Market experts believe that these contracts will enable traders to lock in future prices, plan budgets, and reduce exposure to market volatility. For example, these contracts may help distribution companies (discoms) lock in peak season rates, allow industries to fix input power costs, and enable traders to take speculative or hedge positions.
 
Top three players in the power sector, accounting for 55 per cent of the market share, have already registered with NSE for trading electricity futures. Power generators, distribution companies, financial institutions, corporates, high-net-worth individuals (HNIs), and foreign portfolio investors will all be able to participate in this segment, according to Harish Ahuja, head of Sustainability, Power/Carbon Markets, and Listing at NSE.  ALSO READ: NSE to settle colocation case with Sebi for ₹1,388 cr; clears IPO path
 
“We are starting with monthly contracts as we do not want the liquidity to split,” said Ahuja.
 
The minimum unit trading for these contracts will be 50MWh (50,000 units of electricity), with a minimum tick size of ₹1 per MWh. The exchange has also specified norms for open position limits for individual clients and on an aggregate basis, upper limits, and initial margin requirements. These contracts will be cash-settled based on the market index price, using the volume-weighted average of the DAM-UMCPs (Unconstrained Market Clearing Price) of the PXIL (Power Exchange of India Limited) for all calendar days of the expiry month as the index.
 
Further approvals from Sebi and CERC will be required for the launch of quarterly or annual contracts.
 
"Monthly electricity futures are just the first layer.
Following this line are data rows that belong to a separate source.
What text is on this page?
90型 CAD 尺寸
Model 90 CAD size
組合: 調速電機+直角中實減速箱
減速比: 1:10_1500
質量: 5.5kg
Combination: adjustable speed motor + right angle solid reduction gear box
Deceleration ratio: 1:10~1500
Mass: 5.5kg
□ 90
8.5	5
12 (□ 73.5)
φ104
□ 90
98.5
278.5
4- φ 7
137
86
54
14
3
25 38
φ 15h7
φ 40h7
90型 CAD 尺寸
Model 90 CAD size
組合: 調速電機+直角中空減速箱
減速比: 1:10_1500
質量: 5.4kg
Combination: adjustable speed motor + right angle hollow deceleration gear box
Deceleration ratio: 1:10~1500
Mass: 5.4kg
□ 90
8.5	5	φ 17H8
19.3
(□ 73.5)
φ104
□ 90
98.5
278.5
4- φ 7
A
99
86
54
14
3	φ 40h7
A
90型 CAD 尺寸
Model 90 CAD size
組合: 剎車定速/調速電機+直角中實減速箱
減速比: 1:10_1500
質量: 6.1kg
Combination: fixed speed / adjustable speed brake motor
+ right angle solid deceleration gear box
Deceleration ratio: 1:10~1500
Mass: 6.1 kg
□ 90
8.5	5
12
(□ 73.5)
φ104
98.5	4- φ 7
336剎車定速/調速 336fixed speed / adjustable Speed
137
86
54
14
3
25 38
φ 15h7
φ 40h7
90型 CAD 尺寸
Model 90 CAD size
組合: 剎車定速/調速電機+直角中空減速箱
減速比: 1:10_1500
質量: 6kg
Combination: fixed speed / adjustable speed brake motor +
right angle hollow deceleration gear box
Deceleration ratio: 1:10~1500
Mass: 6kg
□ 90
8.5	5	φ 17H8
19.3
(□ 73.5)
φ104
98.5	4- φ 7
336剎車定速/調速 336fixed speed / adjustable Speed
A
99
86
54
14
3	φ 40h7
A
They bring the short-term visibility needed to navigate today, but longer-term confidence needs more. CfD is being explored as the next addition, enabling renewable projects to achieve stable revenue over years, not just months,” said NSE.
 
As futures create price benchmarks, CfDs will use these to offer long-term price guarantees to renewable developers.
 
Several global exchanges already trade electricity derivatives, including EEX (Europe), PJM (USA), and ICE (UK). Sriram Krishnan, chief business development officer at NSE, said that the exchange has also sought approval from Sebi to launch derivative contracts for other commodities, excluding agricultural.